Based on over a decade of journalistic covering of environmental conflicts in rural Mexico, mainly in the ethnically diverse state of Oaxaca, this presentation points to a complexity of situations that reveal colliding experiences of what it means and what it entails to be indigenous vis-à-vis contemporary environmental crises. As identity contradictions prevail at all levels (from the personal to the community level, the national and the international setting), this talk aims to point out the conceptual and practical challenges and opportunities of embracing a pluralistic vision of indigeneity in relation to a much-needed environmental healing.
Short Bio
Juan Mayorga is a Mexican independent journalist specialized in environmental issues. He has covered climate change, energy transitions, food production, public health, urban pollution, indigenous populations, biodiversity conservation, among other crises of our time.

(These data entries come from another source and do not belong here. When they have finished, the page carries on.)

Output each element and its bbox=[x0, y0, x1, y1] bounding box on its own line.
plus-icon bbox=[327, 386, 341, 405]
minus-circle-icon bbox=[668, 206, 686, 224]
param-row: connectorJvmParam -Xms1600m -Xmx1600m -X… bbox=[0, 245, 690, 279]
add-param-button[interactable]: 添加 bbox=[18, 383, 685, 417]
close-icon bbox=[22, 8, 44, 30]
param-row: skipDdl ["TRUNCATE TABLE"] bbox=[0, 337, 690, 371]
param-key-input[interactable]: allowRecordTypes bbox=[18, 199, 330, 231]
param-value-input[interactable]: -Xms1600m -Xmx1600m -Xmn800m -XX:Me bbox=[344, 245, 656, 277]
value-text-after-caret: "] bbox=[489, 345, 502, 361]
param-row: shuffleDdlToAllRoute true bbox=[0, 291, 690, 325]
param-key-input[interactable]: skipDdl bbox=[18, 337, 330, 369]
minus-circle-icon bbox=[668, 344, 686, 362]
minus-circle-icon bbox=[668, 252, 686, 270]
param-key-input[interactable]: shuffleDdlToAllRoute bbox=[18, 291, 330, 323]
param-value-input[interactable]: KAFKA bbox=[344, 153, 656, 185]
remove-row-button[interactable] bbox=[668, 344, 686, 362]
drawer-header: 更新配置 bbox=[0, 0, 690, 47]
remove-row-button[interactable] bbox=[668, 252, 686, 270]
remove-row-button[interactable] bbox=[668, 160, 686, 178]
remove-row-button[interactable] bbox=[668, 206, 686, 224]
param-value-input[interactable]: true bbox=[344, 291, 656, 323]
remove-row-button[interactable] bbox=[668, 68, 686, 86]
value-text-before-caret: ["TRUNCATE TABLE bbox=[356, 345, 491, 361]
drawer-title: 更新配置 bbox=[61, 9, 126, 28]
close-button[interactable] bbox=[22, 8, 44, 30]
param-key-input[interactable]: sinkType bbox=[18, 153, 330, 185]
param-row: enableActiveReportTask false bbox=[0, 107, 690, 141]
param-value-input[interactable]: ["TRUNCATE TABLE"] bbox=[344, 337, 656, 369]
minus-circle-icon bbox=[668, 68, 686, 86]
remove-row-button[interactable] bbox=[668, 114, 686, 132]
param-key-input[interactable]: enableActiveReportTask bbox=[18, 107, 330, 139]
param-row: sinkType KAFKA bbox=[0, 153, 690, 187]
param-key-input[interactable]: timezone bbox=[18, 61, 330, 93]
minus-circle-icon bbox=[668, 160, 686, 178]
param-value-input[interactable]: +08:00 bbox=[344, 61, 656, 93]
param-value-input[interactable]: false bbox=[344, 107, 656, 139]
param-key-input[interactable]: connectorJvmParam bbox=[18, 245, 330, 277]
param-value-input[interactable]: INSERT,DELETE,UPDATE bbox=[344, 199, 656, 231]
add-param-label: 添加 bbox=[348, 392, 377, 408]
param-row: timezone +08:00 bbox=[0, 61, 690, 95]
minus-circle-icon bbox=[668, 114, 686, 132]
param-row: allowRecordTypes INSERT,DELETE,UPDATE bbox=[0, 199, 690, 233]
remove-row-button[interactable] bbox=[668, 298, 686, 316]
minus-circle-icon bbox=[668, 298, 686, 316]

He has bylines in major Mexican outlets as El Universal, CNNMexico, Expansion, Animal Politico, SinEmbargo, Chilango, Gatopardo, among others, as well as international ones including The Guardian and Climate Home News. He has covered international environment processes as the UN climate change and biodiversity conventions, and followed social environmental movements as well as community and indigenous-led initiatives from different parts of Mexico.
Juan holds a bachelor’s degree in Communication from Mexico's UNAM, and a master’s in Public Management-GeoGovernance from Potsdam University.